Few Washington foreign policy experts are as experienced in the art of Track II diplomacy as Randa Slim, director of the Track II Dialogues initiative at the Middle East Institute and an adjunct research fellow at the New America Foundation. Slim has been a senior program advisor at the Rockefeller Brothers Fund, a guest scholar at the U.S. Institute of Peace and a program officer at the Kettering Foundation. A long-time practitioner of Track II dialogue and peace-building processes in the Middle East and Central Asia, in 2007 she co-founded the Arab Network for the Study of Democracy, a group of academics and civil society activists from eight Arab countries.
Slim, who hails from Lebanon, is also a widely quoted and sought-after expert on Syria.
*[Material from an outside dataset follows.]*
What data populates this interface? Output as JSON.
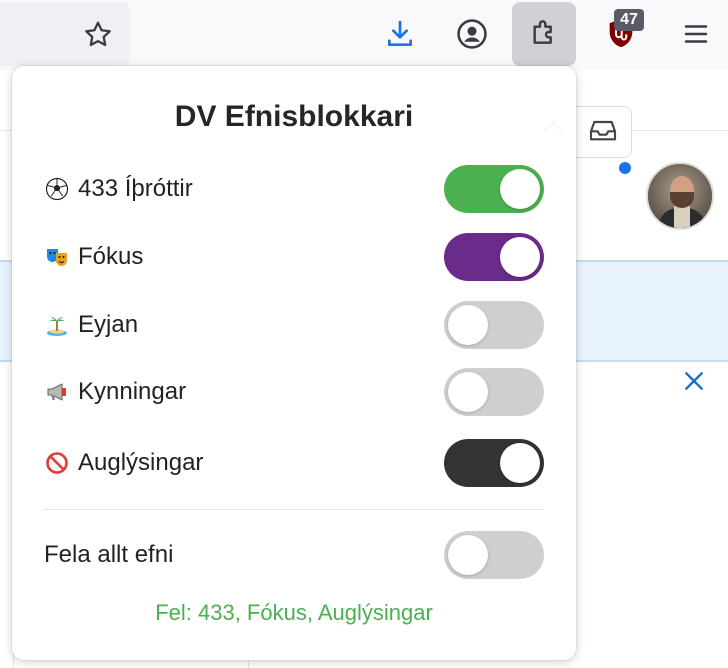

She has been deeply engaged in a Track II (she describes it as “Track 1.5”) dialogue on the conflict in that war-torn nation since 2013. We talked to her about Track II diplomacy, Syria and other subjects.
The Washington Diplomat: Track II diplomacy got its start during the Cold War, as free-thinking Soviet and U.S. citizens such as academics, think tank-types and others met informally to discuss their nations’ vast differences. It has since evolved to a much more formal process. How do you describe Track II diplomacy to those unfamiliar with the term?
Randa Slim: We have to start rethinking diplomacy as a multitrack process which has a number of entry points and a number of actors. Track I is what everybody knows, which is government-to-government negotiating, signing treaties, making agreements. But you have a lot of work that needs to be done pre-negotiation, or complementary or corollary to the negotiation, and that is Track II. It doesn’t even need to involve people in government. But there is also now also something called Track 1.5 — a mixture of officials and non-officials sitting together and talking about conflict issues like Syria or Yemen, and conflict resolution approaches.
You want to create a space where you can test new ideas and brainstorm new ideas.
TWD: Which process is underway with respect to Syria?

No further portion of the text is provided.